The Department of Western European Applied Art has around 1000 medieval works dating from the fifth to fifteenth centuries. At its core is a series of objects acquired for the Imperial Hermitage as part of the collection of Alexander Basilewsky in 1885. After 1917, the collection further increased, largely thanks to objects transferred from the museum of the Imperial Society for the Encouragement of the Arts and the influx of the private collections of Mikhail Botkin, the Counts Shuvalov and Stroganov. Most significant of all was the large body of pieces from the museum of the Central School of Technical Drawing of Baron A.L. Stieglitz. By the 1930s the Hermitage had a magnificent collection, although it suffered serious losses when the state ordered the sale of some two dozen of the most superb pieces.
Most of the exhibits in the collection today – which comprises items made of precious metals and copper alloys, ivory, wood, leather, textiles and embroidery – date from the twelfth to fifteenth centuries.
Western European ivories are well represented. The Romanesque section includes masterpieces such as plaques from the reliquary shrine of San Millán de la Cogolla, while the Gothic section is notable for statuettes of the Virgin and Child and plaques from a casket with scenes from the story of Tristan and Isolde.
There is a notable collection of enamels, including about a hundred Limoges pieces of the twelfth to fourteenth centuries, among them the famous reliquary of St. Valeria.

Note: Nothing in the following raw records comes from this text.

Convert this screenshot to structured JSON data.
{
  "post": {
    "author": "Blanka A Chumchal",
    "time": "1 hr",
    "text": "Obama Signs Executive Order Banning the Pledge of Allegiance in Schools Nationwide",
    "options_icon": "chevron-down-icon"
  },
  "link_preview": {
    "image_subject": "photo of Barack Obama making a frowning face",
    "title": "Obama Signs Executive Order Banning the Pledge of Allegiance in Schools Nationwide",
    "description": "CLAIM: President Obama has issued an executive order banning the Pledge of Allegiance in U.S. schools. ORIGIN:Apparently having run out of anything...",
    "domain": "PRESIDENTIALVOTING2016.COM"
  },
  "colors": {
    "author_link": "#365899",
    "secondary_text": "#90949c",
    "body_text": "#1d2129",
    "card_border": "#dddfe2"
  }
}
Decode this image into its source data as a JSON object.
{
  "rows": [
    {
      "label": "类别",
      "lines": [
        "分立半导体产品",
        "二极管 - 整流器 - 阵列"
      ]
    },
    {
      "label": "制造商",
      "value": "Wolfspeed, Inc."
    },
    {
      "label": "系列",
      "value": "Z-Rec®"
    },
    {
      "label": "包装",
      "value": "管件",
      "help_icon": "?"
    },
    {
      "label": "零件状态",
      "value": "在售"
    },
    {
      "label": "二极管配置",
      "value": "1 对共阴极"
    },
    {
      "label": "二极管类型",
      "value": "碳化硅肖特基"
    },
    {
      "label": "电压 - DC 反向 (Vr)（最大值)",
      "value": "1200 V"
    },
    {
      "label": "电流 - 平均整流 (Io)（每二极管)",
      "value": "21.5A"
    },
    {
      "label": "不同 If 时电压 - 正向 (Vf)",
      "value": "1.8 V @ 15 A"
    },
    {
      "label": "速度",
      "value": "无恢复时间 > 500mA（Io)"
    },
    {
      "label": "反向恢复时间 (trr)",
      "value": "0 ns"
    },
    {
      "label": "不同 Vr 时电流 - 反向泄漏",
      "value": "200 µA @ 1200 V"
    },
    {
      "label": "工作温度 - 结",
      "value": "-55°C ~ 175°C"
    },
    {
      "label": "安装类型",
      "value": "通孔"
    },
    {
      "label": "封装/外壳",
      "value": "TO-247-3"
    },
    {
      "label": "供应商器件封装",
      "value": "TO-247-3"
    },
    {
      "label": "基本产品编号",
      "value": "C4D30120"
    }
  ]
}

But there are also works from other northern schools of the twelfth century and Italian and Spanish translucent enamels on silver dating from the fourteenth and fifteen centuries.
Of considerable interest is a group of bronze aquamanile produced between the twelfth and fifteenth centuries: most of them take the shape of lions but they also include a number of unique pieces. Two of the latter were found on Russian territory, one in the form of a knight and dragon and another in the form of a man’s head.
While most of the objects are displayed in the Romanov Gallery of the Small Hermitage, two key masterpieces that are among the greatest treasures of the collection of fine metals are to be seen in the Treasure Gallery (the Diamond Room): the Romanesque reliquary in the form of a figure of St. Stephen and the Gothic processional cross of St. Trudpert.